Sonntag, 1. November 2015

Filmkritik: James Bond – Final Frontex




Euro-Bond (Abbildung ähnlich)
Lange haben die Fans auf den neuen James Bond gewartet, der in dieser Woche Weltpremiere feierte. Das Warten hat sich gelohnt, es werden wieder einige Überraschungen bereit gehalten – die vielleicht nicht jedem Bond-Fan gefallen dürften.


Handlung
James Bond erhält den Auftrag, Informationen über die Organisation „Frontex“ zu sammeln. Informanten haben den Verdacht aufkommen lassen, dass Frontex für Tod und Verschwinden zahlreicher Menschen verantwortlich sei. Besonders Aktivitäten im Mittelmeerraum würden häufig mit Frontex in Verbindung gebracht.
Seine Recherchen führen Bond zunächst auf die Mittelmeerinseln Lesbos und Lampedusa. Wer nun erwartet, dass der smarte Geheimagent sich hier wie gewohnt von Badenixen in knappen Bikinis um den Finger wickeln lässt, dürfte enttäuscht werden. Die Zustände, die er dort vorfindet, lassen selbst den vor Testosteron strotzenden Supermacho nicht an körperliche Liebe Denken.
Bond findet heraus, dass Frontex-Konzernzentrale in Warschau sitzt und gelangt von dort nach Brüssel. Es stellt sich heraus, dass hinter Frontex ein Konsortium vieler Europäischer Staaten steckt – die Verwicklungen gehen bis in höchste Regierungskreise.

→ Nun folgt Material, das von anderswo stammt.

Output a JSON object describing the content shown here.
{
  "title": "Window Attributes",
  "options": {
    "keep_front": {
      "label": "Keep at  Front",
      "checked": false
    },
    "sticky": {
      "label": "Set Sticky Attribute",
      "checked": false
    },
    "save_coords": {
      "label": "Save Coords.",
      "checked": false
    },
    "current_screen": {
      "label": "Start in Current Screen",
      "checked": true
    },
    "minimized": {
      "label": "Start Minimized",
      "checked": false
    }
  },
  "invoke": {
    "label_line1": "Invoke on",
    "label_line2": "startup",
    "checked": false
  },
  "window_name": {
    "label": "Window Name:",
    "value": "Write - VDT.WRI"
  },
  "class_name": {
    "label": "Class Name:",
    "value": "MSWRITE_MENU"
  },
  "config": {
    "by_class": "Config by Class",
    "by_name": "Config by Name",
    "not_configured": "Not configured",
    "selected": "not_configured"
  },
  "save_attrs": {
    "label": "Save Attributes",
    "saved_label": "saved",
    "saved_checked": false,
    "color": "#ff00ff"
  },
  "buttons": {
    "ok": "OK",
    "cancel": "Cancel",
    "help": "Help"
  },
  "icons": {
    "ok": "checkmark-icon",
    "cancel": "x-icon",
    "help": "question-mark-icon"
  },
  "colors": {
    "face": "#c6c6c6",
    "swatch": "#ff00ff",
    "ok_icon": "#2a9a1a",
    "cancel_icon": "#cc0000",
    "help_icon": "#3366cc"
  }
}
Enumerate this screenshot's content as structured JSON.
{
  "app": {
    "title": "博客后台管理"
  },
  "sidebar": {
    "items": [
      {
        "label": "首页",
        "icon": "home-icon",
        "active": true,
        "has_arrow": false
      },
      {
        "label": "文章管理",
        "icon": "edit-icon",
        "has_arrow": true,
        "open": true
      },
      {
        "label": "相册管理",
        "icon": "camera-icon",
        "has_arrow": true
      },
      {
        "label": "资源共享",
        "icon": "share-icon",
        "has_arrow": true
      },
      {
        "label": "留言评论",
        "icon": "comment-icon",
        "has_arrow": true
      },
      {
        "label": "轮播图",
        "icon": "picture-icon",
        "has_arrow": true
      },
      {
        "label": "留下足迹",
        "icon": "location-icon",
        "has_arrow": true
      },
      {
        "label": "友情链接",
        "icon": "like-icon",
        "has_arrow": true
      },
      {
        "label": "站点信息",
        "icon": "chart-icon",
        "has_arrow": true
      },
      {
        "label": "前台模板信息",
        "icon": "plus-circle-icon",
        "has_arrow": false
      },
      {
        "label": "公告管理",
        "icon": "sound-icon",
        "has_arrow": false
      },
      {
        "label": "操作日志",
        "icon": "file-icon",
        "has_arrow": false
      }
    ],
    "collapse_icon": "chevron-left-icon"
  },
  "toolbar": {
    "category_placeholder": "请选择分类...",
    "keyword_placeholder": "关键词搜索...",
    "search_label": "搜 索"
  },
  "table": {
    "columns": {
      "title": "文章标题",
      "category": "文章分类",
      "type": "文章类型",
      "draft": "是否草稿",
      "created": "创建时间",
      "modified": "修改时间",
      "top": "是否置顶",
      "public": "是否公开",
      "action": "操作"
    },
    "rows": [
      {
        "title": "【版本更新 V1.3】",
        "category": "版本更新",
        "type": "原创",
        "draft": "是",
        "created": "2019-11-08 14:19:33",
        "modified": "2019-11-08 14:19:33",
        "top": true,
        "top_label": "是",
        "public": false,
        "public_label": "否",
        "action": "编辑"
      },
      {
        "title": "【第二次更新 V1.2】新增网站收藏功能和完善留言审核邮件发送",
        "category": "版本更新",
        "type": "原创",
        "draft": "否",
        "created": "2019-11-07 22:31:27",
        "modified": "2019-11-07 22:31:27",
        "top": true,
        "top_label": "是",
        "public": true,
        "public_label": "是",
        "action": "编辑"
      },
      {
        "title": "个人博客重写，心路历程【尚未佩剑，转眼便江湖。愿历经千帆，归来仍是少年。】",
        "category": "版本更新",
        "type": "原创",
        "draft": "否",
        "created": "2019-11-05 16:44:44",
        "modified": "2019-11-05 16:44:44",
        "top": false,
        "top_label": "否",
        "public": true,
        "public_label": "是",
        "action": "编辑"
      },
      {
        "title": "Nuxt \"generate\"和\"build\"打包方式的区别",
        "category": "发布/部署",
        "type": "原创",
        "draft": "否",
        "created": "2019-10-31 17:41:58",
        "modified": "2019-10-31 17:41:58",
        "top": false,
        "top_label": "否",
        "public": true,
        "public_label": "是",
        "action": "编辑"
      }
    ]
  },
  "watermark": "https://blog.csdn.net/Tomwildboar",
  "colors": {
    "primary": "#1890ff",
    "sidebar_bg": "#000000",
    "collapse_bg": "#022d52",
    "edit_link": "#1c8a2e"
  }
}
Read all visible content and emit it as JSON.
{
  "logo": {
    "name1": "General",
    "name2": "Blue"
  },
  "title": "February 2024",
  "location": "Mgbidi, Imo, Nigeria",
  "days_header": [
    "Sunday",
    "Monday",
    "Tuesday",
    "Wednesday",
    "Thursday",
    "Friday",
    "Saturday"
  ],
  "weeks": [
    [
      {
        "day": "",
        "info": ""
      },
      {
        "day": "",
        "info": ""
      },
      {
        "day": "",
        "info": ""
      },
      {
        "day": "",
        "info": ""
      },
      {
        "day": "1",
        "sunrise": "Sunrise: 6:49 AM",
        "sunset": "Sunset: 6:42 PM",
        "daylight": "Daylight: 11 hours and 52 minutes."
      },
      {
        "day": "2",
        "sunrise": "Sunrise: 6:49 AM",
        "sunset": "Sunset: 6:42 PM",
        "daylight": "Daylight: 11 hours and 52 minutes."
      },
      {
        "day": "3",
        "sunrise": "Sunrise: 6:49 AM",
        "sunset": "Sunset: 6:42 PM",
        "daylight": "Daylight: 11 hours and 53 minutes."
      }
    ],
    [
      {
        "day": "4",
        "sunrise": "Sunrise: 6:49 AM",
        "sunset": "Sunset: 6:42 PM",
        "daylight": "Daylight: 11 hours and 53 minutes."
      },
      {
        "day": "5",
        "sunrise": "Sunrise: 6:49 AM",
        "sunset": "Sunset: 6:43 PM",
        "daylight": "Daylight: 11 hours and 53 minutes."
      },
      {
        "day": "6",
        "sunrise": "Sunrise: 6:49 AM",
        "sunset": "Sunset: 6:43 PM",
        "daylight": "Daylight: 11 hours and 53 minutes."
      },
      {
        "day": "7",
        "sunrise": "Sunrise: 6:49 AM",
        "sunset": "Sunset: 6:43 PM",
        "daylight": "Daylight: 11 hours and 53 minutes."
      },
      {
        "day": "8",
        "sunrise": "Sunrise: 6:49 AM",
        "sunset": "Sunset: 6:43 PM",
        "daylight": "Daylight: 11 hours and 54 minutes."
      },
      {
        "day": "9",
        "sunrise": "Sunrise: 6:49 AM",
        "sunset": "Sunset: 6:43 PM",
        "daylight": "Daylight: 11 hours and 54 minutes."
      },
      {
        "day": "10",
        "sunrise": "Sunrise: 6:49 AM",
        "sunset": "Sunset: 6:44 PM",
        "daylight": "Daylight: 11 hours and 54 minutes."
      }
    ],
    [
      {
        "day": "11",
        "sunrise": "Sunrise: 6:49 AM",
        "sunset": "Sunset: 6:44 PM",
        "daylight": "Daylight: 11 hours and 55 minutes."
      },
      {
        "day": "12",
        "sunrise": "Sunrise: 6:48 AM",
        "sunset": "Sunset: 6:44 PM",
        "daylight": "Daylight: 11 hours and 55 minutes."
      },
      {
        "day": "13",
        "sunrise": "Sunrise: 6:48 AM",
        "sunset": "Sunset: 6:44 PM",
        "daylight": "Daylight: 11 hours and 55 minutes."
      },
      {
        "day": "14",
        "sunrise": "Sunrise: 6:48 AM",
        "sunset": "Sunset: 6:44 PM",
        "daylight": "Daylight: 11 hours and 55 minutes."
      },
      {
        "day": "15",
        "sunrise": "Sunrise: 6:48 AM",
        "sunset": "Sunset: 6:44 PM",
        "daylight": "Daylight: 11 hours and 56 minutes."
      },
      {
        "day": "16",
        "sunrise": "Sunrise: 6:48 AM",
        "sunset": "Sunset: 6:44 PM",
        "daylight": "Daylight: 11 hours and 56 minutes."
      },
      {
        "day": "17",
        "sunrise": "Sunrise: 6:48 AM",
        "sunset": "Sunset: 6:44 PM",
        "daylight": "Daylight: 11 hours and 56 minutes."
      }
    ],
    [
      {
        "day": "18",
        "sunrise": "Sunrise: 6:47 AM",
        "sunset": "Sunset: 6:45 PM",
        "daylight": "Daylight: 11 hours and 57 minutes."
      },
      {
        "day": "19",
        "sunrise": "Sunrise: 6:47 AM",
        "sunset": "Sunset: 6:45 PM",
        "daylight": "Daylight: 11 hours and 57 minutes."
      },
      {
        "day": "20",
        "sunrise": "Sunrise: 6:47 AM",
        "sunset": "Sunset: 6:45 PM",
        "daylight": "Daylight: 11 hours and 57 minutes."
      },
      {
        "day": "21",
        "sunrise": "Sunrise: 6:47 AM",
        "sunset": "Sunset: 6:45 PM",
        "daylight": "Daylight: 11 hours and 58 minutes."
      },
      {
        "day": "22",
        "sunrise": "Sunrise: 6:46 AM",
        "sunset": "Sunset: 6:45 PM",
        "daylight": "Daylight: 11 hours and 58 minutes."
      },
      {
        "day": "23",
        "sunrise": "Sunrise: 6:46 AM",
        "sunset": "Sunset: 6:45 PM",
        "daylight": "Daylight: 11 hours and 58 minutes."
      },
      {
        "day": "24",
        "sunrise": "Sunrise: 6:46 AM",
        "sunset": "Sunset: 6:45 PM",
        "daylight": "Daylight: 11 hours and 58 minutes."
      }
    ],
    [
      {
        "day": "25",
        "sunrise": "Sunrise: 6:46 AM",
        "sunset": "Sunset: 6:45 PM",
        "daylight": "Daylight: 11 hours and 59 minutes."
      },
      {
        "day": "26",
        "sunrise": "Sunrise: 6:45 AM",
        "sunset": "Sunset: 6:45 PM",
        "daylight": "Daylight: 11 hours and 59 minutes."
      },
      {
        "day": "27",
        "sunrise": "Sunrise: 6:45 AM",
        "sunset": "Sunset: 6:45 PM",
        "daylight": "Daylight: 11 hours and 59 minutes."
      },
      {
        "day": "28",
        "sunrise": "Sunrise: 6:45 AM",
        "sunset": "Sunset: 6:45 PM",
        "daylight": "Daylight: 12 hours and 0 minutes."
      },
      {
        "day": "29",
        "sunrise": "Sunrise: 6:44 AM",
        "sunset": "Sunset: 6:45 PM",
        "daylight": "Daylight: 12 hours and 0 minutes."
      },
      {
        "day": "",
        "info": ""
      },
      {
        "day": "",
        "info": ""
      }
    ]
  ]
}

Der Agent gerät in den Besitz zahlreicher Dokumente, die das Motiv für Frontex offenbaren: Konzerne und ganze Industriezweige mit Sitz in den betreffenden Ländern schlagen durch Waffenexporte und Zweigstellen in Entwicklungsländern Profit. Dabei nehmen sie Kriege in instabilen Regionen und Ausbeutung der dortigen Bevölkerung und Umwelt in Kauf. Frontex soll die daraus entstehenden Flüchtlingswellen von den Industrieländern fern halten.

Kritik
Final Frontex bringt einige Neuerungen im Bond-Kosmos. Hatte man in den bisherigen Streifen immer den einen Super-Bösewicht, trifft Bond in seinem neuen Abenteuer auf ein großes Netzwerk an Tätern und Drahtziehen, die jedoch alle kaum greifbar bleiben. Immerhin – auch hier finden sich traditionell Deutsche unter den Schurken.
Ebenso ungewohnt dürfte das offene Ende sein. Der Plot verzichtet auf ein furioses Ende mit Schießereien und Explosionen – mangels Erzschurkens, den man so zur Strecke bringen könnte. Bond quittiert seinen Dienst und strebt mit einer Reihe von Nebenklägern ein Verfahren vor dem Internationalen Gerichtshof an. Schnell merkt Bond jedoch, wie ungefährlich seine neuen Waffen im Vergleich zu seiner Kanone sind – das Verfahren scheitert noch vor dem Beginn. Ob tatsächlich zum ersten Mal ein Bond-Auftrag ungelöst bleibt, möchten wir noch nicht verraten. Dem Publikum empfehlen wir aber, sich mit dem Gedanken auseinander zu setzen.


Ungewöhnliches "Bond-Girl" - Politik statt Erotik



Darsteller
Daniel Craig als James Bond bestätigt seine Leistungen aus den vorangegangenen Filmen. Die Wandlung vom taffen, knallharten, unerschütterlichen Supermacho zum verzweifelten Menschenrechtler, die Erfahrung der absoluten Hilflosigkeit sind fantastisch inszeniert.
Die übrigen Darsteller enttäuschen zu großen Teilen. Nahezu jeder der vermeintlichen Drahtzieher wirkt vor der Kamera höchst unglaubwürdig. Die Charaktere sind natürlich aus so angelegt, dass Widersprüche und logische Fehler inhärent sind – insofern wirkt die schmierenkomödiantische Darstellung gleichzeitig sehr passend. Ob es sich an dieser Stelle um unzureichendes Casting oder eine Meisterleistung des Regisseurs handelt, kann nicht final geklärt werden.

Bewertung
"James Bond - Final Frontex" ist ein ungewöhnlicher Bond, der mit vielen Traditionen der Agentenreihe bricht. Er wird das Publikum häufig unbefriedigt zurück lassen. Damit setzt er ganz neue Akzente für das gesamte Genre. Die politischen Hintergründe sind komplex und verflochten, vielleicht zu viel für viele Zuschauer. Zudem sind einige grausame Szenen aus den Flüchtlingslagern dabei, die nichts für empfindsame Gemüter sind. Wenn Sie das nicht abschreckt: unbedingt sehen!